A total of 736 women from 128 centers in 17 countries participated. The median age was 61 years. “Patients were randomly assigned 1:1 to fulvestrant 500 mg administered as two 5-mL intramuscular injections on days 0, 14, and 28 and every 28 (±3) days thereafter or fulvestrant 250 mg administered as two 5-mL intramuscular injections (one fulvestrant and one placebo [identical in appearance to study drug]) on days 0, 14 (two placebo injections only), and 28 and every 28 (±3) days thereafter,” Angelo Di Leo, MD, PhD, of the Sandro Pitigliani Medical Oncology Unit in Prato, Italy, and colleagues explained in the Journal of the National Cancer Institute.
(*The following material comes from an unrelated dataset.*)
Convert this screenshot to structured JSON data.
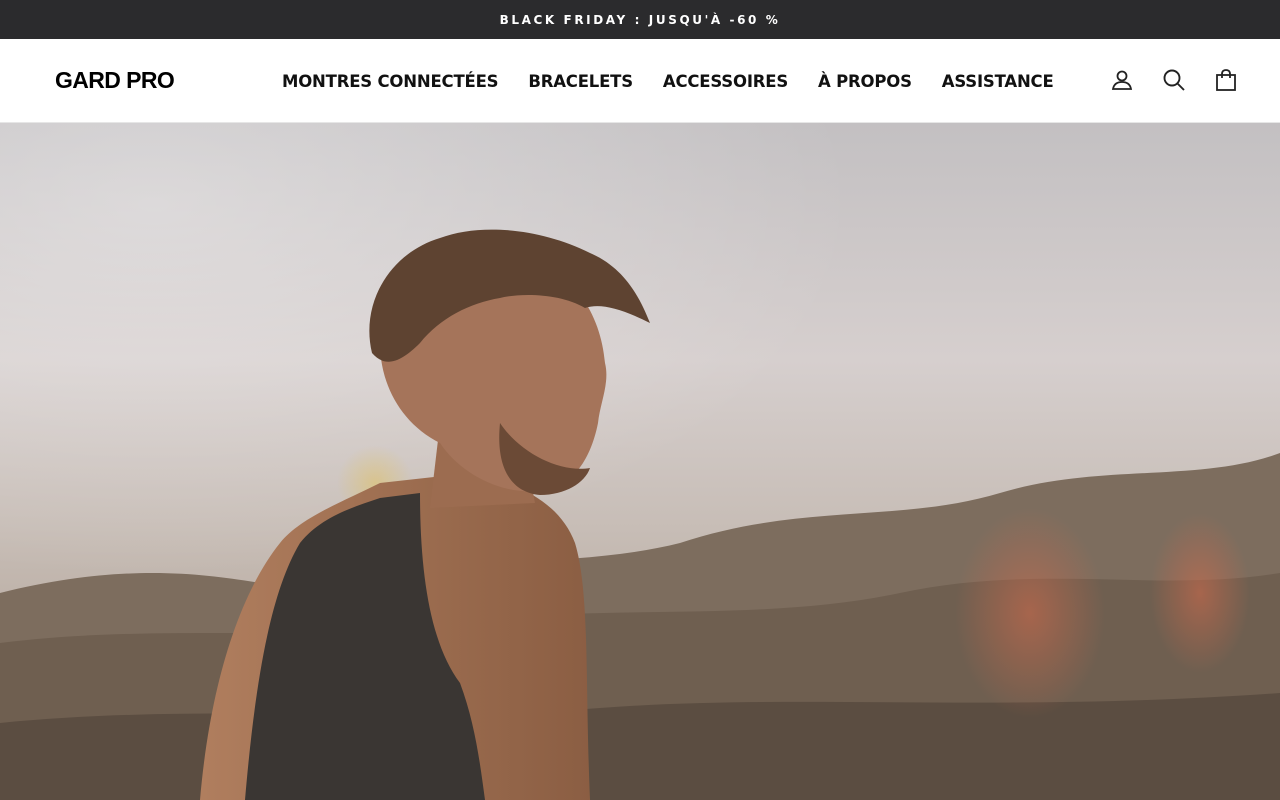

The primary study endpoint was progression-free survival, and the initial results showed that the 500-mg dose of fulvestrant was associated with a statistically significant increase in progression-free survival compared to the 250-mg dose. “Based on these data, the 500-mg dose of fulvestrant is now the approved dose in the European Union (approved in March 2010), United States (approved in September 2010), Japan (approved in November 2011), and other countries worldwide,” the researchers noted.

Final Analysis

At the time of the initial analysis, approximately 50% of patients had died. “A final analysis of [overall survival] was subsequentially planned for when 75% of patients had died,” the authors stated. “At the final survival analysis, 554 of 736 (75.3%) patients had died. Median [overall survival] was 26.4 months for fulvestrant 500 mg and 22.3 months for 250 mg (hazard ratio = 0.81; 95% confidence interval = 0.69–0.96; nominal P = .02),” the researchers reported.
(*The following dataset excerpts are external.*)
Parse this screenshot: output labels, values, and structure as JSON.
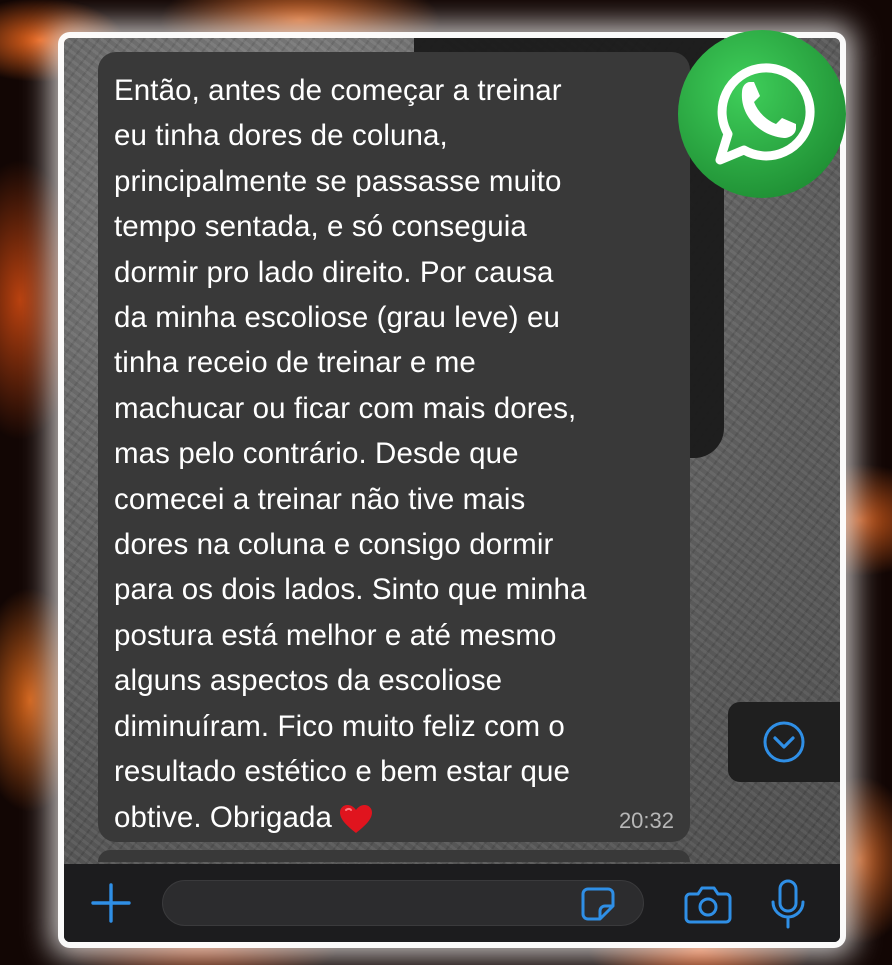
{
  "chat": {
    "message": {
      "text": "Então, antes de começar a treinar\neu tinha dores de coluna,\nprincipalmente se passasse muito\ntempo sentada, e só conseguia\ndormir pro lado direito. Por causa\nda minha escoliose (grau leve) eu\ntinha receio de treinar e me\nmachucar ou ficar com mais dores,\nmas pelo contrário. Desde que\ncomecei a treinar não tive mais\ndores na coluna e consigo dormir\npara os dois lados. Sinto que minha\npostura está melhor e até mesmo\nalguns aspectos da escoliose\ndiminuíram. Fico muito feliz com o\nresultado estético e bem estar que\nobtive. Obrigada",
      "emoji": "red-heart",
      "time": "20:32"
    }
  },
  "input_bar": {
    "text_value": "",
    "placeholder": "",
    "icons": [
      "plus-icon",
      "sticker-icon",
      "camera-icon",
      "microphone-icon"
    ]
  },
  "scroll_button": {
    "icon": "chevron-down-icon"
  },
  "overlay": {
    "logo": "whatsapp-logo"
  },
  "colors": {
    "accent": "#2f8fe6",
    "bubble": "#393939",
    "whatsapp_green": "#2db742"
  }
}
Throughout the entire treatment period, 35 patients (9.7%) in the fulvestrant 500-mg group and 27 patients (7.2%) in the fulvestrant 250-mg group had serious adverse events. “[Serious adverse events] that were causally related to study treatment were reported for eight (2.2%) and four (1.1%) patients, and [serious adverse events] with an outcome of death were reported for five (1.4%) and seven (1.9%) patients in the fulvestrant 500-mg and fulvestrant 250-mg groups, respectively,” the investigators stated.

“The results of this study raise a number of questions that need to be addressed in future trials,” the authors noted. These questions include whether fulvestrant 500 mg might be a better option than aromatase inhibitors as first-line treatment for postmenopausal women with estrogen receptor–positive advanced breast cancer and whether fulvestrant should be part of a polyendocrine therapy approach.

Based on the CONFIRM trial’s progression-free and overall survival results, the investigators stated that whenever fulvestrant treatment is necessary, it should be initiated at the dose of 500 mg. ■

DiLeo A, et al: J Natl Cancer Inst 106(1):djt337, 2014.